03 July 2006

Silence + Feldman + Beckett + Home

No new posts until July 5. I can only jot down a few personal notes today.

Our wireless network is called 'Silence', but it has little to do with Wittgenstein. When I was a sophomore I had a friend named Natanael. Four of us would play Halo religiously, and then a few of us would study Greek. I was probably the best at Halo, but I scored quite poorly in Greek. Nate's handle was Silence, and I thought it was the baddest-ass handle to have. 'You have been killed by silence.' Our wireless network is named after Nate's avatar in a video game from three years ago...

The name of this blog is not related to Wittgenstein's silence thing, either. (The epigraph under the header is a quotation from On Certainty, prop. 47.) It has rather to do with Morton Feldman, of whom I'm a great admirer. The New Yorker ran a few weeks ago a rather nice profile of the large composer. The title of the blog, then, comes from Feldman.

(I notice a similarity, right, between, say, Earth 2, Sunn 0))) and all myriad dronecore bands and Feldman's later, loooong compositions. They're both glacial-seeming and intense, but really allow for the most careful aesthetic inspection and appreciation. And the similarities between Feldman's later compositions and Wittgenstein's ontological appreciation of the world! There are nodes and wires and in my mind a nearly Pynchonesque plot going about with all this.)

But the blog's title comes only half from Feldman. It comes, really, from the libretto written for Feldman's Opera, Neither, by Samuel Beckett. A libretto written by the greatest philosophical prose writer of the 20c. for one of my favorite modern composers. (Truth be told, the former claim just amounts to 'one of my favorite modern writers'; but have you ever read the Trilogy and then thought about the phenomenological reduction? You'll realize that Beckett's characters slip into the reduction, they live their lives in it. It's funny and sad.)
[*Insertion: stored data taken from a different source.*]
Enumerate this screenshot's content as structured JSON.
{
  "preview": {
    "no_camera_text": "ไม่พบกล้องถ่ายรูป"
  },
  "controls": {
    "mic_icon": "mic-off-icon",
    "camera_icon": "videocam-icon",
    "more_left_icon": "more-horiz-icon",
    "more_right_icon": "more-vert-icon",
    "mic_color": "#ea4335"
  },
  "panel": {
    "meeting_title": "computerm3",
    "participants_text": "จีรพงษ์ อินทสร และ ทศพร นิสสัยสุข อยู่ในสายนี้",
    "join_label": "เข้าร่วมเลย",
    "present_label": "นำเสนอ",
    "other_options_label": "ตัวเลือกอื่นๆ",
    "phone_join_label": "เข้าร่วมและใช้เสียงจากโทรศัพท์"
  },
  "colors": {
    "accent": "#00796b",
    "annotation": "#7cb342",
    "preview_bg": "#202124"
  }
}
From the modernworld.com, the libretto (and some backstory) for Neither. (Further, The Modern World was one of those decisive websites of my youth. Just as important as, say, allmusic. The focus has expanded, but I learned so much about my early heroes, Pynchon, Joyce, Gaddis, Borges et al. Quite a fun resource, that Modern World is.)
to and fro in shadow from inner to outer shadow
--
from impenetrable self to impenetrable unself by way of neither
--
as between two lit refuges whose doors once neared gently close, once away turned from gently part again
--
beckoned back and forth and turned away
--
heedless of the way, intent on the one gleam or the other
--
unheard footfalls only sound
--
till at last halt for good, absent for good from self and other
--
then no sound
--
then gently light unfading on that unheeded neither
--
unspeakable home
It's those last three lines that really get me every time. Call me a postmodernist!, but one of the great advances in my thought has been breaking down the law of the excluded middle (lem). As DeRose points out, most postmodern insights seem trivial: This is no exception. But life rarely can be propositionalized correctly such that we have a clear-cut situation to judge whose final outcome, value, will be a or ~a (a or not-a). But the form of the answer that the proposition demands is just incorrect. It's a bullying form. Either this or that: choose now! It excludes the middle, by nature; but aren't most people living their lives in the middle?
then no sound
then gently light unfading on that unheeded neither
unspeakable home
The lines remind me of a Frost poem
“Warren,” she said, “he has come home to die:
You needn’t be afraid he’ll leave you this time.”

“Home,” he mocked gently.

“Yes, what else but home?
It all depends on what you mean by home.
Of course he’s nothing to us, any more
Than was the hound that came a stranger to us
Out of the woods, worn out upon the trail.”

“Home is the place where, when you have to go there, They have to take you in.”

“I should have called it
Something you somehow haven’t to deserve.” [emphasis added]

What is home. It seems that, for instance, Faulkner and McCarthy, both in their darker moments really get to what home is: And it's not some place where you want to live. It's not a or not-a, because a and not-a are in some sense ideal, constructs. Living on soil is (usually) not sterile; logic is in a sense sterile. Home across the wine dark sea, epi oinopa ponton, is not the home of the Beavers (pictured at the top).

The point: That which we exclude by trying to practice logic (that it's an action--rather than an essential part of one's life--that's a huge deal; logic is implicit and necessary, not a choice) is always included in our lives.